Zetterstrom jako strażak też się spisał (dwukrotnie walnie przyczynił się do pokonania Lublina np :) )
Janusz Stachyra: Kto na nas trafi, bedzie miał problem i dalej będzie jeździć w drugiej lidze

Awatar użytkownika
$korzen$
Trener
Posty: 3581
Rejestracja: 6 lutego 2003, o 20:34
Lokalizacja: Lublin

Re: Żużel w TV

#6050 Postautor: $korzen$ » 6 października 2014, o 17:19

Talmai pisze:Skorzens, Nie mówię że Larsen jest słaby
ale nabił średnią na tym że nikt w Rzeszowie w gościach nie umie jeździć.
Doyle wygląda mi na pierwszoligowy casus Iversena, czyli gościa który
zawsze umiał się ścigać ale nie miał na czym.
Oczywiście sprzęt jest decydujący, ale on dopiero po przejścia do Holloway'a
ma konkurencyjny a umiejętnościami spokojnie goli większość riderów PLŻ.
Swoją drogą na takich maszynach Woodward też byłby megakozakiem.
Kenni niewątpliwie jest na eligę, dwa pełne sezony w PLŻ i już się dorobił zaplecza.
Jason tułał się tak długo z biedy i przez brak zdrowia, gość miał kontuzję za kontuzją i to poważne.
Coś jak teraz Holder tylko ten zdążył się obłowić i zostać IMŚ.
Nawiasem mówiąc Larsen też często zalicza dzwony i coś sobie łamie.
Przepaści między nimi w statystykach nie ma bo Kenni też miał sezon życia.
Pod względem jeździeckim Duńczyka tylko w Rzeszowie stać na taką trasę
jaką Australijczyk może pokazać wszędzie.
Twój idol Miśkowiak miał swego czasu jeszcze lepsze staty, jeszcze lepsze silniki
i podobnie jak Larsen, na własnym torze z nikim nie musiał się ścigać, a potrafią go wozić adepci żużla.
Dla mnie z łódzkich muszkieterów
Kildemand.......... ...Doyle....................................Larsen
Chciałbym żeby Lublinie tak "mocno lobbowali" za takimi zawodnikami,
niestety u nas nazywa się takich wynalazkami


Ale przeciez Larsen mial w tym sezonie srednia wyjazdowa lepsza niz Doyle!! :shock: Wiec o co kaman? Idac twoim tokiem myslenia to wlasnie kangur nabil sobie srednia na torze w Lodzi 8) Ja do Kangura absolutnie nic nie mam, niech sie facet rozwija i wymiata wszystkich zyska na tym tylko speedway i my kibice. Problem jednak w tym, ze ja takich potencjalnych jednosezonowcow traktuje z duzym dystansem. Larsen nastomiast od 3 lat wali srednia ponad 2 w I lidze a w tym sezonie stuknal blisko 2,5 i widze tak samo jak wczesniej z Kildemandem, ze rosnie z niego kozak. No i akurat dla mnie nie byl on zadnym wynalazkiem, przed sezonem wiele razy pisalem, ze lepiej olac Lamparty i inne Kudriaszovy i brac Adamczaka z Larsenem. Powiem Ci nawet wiecej, jakbym dzisiaj budowal sklad na awans i mialbym wybrac koniecznie jednego z dwojki Doyle - Larsen to wzialbym Larsena. Larsen jechal w Rzeszowie u glownego faworyta a Doyle niemalze wprowadzil do elipy zespol, ktory wiekszosc skazywala na pozarcie. Dochodzi do tego awans do GP wiec ma na teraz troche bardziej wypromowane nazwisko ale ja z powodow powyzszych na razie gwiazdora z niego nie zrobie. ZObaczymy za rok.

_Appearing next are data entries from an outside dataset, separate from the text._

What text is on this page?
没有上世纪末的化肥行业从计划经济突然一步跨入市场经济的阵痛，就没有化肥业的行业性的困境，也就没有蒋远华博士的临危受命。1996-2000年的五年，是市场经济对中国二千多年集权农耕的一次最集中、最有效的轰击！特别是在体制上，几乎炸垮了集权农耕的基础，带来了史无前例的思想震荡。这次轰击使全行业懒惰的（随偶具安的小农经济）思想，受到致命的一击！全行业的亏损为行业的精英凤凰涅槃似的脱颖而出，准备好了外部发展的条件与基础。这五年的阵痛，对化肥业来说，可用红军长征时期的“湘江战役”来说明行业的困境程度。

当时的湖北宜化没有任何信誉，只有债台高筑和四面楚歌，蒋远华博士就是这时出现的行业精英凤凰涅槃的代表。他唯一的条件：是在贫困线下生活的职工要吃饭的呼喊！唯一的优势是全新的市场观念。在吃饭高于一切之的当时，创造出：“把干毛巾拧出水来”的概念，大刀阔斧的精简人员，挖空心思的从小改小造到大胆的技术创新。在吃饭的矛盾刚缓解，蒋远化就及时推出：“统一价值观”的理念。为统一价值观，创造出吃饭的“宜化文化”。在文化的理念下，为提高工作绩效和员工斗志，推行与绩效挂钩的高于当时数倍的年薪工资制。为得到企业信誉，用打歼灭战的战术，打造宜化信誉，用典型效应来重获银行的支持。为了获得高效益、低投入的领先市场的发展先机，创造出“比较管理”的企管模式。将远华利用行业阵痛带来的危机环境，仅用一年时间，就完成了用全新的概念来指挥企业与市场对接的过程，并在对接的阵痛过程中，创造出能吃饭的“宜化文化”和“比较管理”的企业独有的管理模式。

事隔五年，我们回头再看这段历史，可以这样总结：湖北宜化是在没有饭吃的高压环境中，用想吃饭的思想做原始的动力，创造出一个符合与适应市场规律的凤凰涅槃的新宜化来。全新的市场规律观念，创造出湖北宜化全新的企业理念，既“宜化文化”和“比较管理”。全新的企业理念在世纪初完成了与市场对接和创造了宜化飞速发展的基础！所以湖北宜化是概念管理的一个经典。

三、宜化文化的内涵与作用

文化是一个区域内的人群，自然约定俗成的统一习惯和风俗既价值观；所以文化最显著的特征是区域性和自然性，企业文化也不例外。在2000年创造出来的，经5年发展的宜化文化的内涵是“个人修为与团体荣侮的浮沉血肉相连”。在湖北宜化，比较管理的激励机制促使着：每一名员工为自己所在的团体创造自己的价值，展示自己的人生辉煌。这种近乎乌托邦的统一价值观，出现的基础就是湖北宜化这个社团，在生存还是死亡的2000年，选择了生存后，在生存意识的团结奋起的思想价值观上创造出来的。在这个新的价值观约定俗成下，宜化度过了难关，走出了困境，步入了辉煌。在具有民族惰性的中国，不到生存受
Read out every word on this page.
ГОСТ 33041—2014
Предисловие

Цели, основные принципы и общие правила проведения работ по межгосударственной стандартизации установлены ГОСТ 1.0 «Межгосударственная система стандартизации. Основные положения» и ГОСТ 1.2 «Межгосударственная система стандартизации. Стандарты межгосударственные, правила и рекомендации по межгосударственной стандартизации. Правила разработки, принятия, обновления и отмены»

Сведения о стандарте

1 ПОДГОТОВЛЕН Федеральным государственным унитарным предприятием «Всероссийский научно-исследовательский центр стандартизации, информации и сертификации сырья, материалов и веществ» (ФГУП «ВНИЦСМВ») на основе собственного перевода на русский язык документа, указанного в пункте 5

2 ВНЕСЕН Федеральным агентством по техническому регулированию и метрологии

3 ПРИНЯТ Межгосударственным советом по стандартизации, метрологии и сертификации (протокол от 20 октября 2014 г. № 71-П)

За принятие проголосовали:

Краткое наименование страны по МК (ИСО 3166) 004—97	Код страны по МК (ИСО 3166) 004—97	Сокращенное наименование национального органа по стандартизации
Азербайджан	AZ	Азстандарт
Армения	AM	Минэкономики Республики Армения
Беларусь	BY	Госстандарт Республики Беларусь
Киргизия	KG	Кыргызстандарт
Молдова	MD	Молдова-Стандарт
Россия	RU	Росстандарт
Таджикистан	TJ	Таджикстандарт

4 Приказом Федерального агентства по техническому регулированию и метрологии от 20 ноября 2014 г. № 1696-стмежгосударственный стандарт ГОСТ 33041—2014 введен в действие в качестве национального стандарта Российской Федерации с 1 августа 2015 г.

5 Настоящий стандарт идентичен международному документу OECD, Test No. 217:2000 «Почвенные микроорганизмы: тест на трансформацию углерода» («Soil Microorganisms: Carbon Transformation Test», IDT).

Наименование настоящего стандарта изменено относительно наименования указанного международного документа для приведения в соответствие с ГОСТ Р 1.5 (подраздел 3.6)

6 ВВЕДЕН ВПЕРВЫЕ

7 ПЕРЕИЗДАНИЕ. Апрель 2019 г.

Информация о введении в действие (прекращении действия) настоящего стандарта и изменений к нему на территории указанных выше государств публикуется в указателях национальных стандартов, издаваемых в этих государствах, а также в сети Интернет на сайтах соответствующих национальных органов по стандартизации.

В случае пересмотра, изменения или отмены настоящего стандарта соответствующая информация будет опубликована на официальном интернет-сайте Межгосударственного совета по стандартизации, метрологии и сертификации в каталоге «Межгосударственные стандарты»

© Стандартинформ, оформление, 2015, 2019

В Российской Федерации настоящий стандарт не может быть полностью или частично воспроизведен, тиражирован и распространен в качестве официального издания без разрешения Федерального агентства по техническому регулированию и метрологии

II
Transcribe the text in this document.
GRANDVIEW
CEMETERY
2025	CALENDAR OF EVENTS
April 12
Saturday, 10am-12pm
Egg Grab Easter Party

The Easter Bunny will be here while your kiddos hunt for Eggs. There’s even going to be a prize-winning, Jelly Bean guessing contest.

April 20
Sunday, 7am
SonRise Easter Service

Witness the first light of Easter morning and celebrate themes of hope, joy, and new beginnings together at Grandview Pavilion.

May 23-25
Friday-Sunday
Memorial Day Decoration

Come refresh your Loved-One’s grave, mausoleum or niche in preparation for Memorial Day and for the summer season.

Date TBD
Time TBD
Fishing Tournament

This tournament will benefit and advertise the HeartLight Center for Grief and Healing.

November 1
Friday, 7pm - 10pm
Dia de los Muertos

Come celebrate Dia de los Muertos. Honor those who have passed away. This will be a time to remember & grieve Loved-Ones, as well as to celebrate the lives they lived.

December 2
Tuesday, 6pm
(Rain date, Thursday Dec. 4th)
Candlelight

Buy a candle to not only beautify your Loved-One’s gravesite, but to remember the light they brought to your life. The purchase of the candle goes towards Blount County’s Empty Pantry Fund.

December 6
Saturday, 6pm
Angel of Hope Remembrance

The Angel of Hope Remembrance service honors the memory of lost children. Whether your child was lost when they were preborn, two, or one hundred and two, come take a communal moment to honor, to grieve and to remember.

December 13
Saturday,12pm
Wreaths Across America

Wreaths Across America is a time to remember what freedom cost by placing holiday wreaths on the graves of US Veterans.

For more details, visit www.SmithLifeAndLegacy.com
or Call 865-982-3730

Kedziora to duren, przed meczem z Rzeszowem w wywiadzie dla tvp nie potrafil powiedziec ile jego druzyna potrzebuje punktow zeby awansowac 8) no a druga taktyczna wczoraj to juz szczyt idiotyzmu. No i generalnie slyszalem od znajomych z Lodzi, ze z niego straszny oszolom a zespol jedzie jak jedzie tylko dlatego, ze maja chyba najbardziej plynnie placone w calym polskim zuzlu.